New Gold-Drilling Technology: Shale-Drilling Redux?
Before the implementation of hydraulic fracturing and horizontal drilling technologies, the domestic energy industry was in a state of steady decline.
Well, the same can be said right now of the gold mining industry, particularly in South Africa.
South Africa was once the premier producer of the precious metal, yet it now ranks sixth – and is still dropping.
But hope is on the way…
A new drilling technology is being developed that promises a brighter future for gold miners – not only in South Africa, but anywhere around the globe that performs deep level mining.
AngloGold Ashanti (AU) is behind this new technology, which is called reef boring.
The company’s CEO, Srinivasan Venkatakrishnan, said that it’s “a game changer, or a paradigm shift.”
Indeed, the current processes for gold mining involve drilling holes many feet below the surface and using explosives.
Reef boring, on the other hand, involves using smaller and more agile machines.
These vastly reconfigured tunnel-boring machines are used to drill parallel access tunnels into gold reef deposits quickly.
Then, between the tunnels, the company drills smaller interconnecting holes. It then fills these holes with a solution that turns rock-hard within three weeks. This keeps the entire mining area stable.
In the end, this allows the company to remove only gold-bearing ore – and then replace it with a rock-hard solution that stabilizes the mine.
This results in shorter drilling times and the ability to operate 24 hours a day.
In other words, much lower overhead.
To show how transformative this new reef-boring technology is, consider the following:
- Drilling that used to take 30 days is now taking a mere three and a half days!
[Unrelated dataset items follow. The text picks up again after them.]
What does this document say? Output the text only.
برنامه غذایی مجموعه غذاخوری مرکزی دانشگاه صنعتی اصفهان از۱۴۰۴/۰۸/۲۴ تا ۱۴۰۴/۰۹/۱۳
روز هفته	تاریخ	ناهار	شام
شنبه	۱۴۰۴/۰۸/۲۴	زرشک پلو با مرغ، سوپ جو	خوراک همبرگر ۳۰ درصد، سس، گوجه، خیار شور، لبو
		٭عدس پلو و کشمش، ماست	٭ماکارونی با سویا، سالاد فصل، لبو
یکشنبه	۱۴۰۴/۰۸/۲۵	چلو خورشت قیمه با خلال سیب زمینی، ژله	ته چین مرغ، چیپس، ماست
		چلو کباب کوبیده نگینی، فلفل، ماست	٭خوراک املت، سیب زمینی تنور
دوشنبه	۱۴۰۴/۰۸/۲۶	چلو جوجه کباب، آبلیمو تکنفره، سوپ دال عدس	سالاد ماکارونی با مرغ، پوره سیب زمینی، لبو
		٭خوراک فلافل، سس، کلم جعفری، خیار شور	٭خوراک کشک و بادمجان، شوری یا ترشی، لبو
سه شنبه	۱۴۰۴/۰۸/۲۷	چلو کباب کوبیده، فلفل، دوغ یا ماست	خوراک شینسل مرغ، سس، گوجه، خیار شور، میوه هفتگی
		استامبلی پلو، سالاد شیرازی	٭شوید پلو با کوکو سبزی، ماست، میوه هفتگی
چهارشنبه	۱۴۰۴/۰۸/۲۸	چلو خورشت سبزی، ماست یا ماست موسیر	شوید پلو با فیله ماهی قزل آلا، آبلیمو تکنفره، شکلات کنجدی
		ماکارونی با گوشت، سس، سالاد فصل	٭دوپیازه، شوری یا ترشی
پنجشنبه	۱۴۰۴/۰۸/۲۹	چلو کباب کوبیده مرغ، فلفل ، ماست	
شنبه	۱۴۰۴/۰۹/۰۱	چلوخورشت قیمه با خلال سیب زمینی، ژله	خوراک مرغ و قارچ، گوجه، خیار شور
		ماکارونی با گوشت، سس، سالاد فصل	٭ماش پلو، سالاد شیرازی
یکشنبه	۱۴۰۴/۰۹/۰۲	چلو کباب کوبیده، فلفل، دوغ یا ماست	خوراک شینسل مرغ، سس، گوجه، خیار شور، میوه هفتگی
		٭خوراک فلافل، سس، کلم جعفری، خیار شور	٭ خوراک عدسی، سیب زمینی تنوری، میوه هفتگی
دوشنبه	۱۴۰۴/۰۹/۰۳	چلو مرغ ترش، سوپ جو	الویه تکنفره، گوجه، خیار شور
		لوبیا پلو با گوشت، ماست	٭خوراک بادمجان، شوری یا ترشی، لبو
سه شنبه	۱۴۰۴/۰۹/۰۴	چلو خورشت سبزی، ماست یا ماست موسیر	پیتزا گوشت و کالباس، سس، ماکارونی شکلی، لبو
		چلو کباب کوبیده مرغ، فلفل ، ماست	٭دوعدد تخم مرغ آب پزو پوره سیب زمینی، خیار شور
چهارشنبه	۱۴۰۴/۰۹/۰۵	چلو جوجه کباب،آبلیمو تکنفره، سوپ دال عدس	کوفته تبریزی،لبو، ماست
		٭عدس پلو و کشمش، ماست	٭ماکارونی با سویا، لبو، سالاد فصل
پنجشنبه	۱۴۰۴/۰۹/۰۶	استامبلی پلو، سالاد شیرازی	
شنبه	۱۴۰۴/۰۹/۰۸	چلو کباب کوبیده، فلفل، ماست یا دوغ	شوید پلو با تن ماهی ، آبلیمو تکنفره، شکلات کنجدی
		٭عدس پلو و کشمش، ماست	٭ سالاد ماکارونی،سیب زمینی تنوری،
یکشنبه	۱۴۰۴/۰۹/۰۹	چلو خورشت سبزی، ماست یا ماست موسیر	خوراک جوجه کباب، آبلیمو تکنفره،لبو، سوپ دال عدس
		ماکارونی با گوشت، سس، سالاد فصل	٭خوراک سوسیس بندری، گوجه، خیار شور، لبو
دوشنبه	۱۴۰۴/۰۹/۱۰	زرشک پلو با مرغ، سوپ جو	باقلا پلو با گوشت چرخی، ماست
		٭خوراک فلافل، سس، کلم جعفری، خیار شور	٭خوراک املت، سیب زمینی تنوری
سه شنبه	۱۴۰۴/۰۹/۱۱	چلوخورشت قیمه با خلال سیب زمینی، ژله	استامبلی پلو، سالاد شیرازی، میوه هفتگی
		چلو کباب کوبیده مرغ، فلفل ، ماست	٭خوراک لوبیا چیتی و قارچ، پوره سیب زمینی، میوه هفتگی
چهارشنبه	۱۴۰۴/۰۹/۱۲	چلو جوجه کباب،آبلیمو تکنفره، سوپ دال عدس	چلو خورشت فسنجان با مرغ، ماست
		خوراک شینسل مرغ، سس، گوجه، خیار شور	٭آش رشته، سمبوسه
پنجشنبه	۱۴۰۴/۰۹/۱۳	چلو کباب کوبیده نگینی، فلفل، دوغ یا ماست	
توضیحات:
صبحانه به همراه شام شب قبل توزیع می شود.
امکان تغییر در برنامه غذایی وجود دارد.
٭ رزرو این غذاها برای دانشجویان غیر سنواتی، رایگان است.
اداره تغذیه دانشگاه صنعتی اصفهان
And the company is aiming to lower that to just two.
- The company also expects that the new technique could extend the life of mines to 30 years – or double the current age.
To date, AngloGold has been employing reef boring only in no-go areas of mines that are deemed too dangerous for human miners to go.
But the experiment is going well so far.
On February 19, AngloGold reported that it had produced 40 kilograms of gold from ore at one site – with an average grade of 90 grams of gold per ton mined. This includes enormously valuable gold grades of more than 200 grams per ton.
That’s very good news, indeed, for South Africa, which faces the potential for massive mine shutdowns in the years ahead – due to a decline in grade ores and other factors.
In effect, gold that was previously inaccessible to AngloGold can now be mined using this new reef-boring technology.
The experiment was such a success that AngloGold Ashanti is now rolling it out at five other sites.
The latest machines are being made to work even in the thinnest of reefs – and in the narrow reef platinum mines of South Africa.
In a boost for South Africa, the company doesn’t plan to keep this technology proprietary. It’s willing to share the know-how with other mining firms.
If so, the gold mining industry in South Africa – along with other regions around the globe – may enjoy a new renaissance in the years ahead. And we’ll be tracking any potential opportunities to profit as the trend progresses.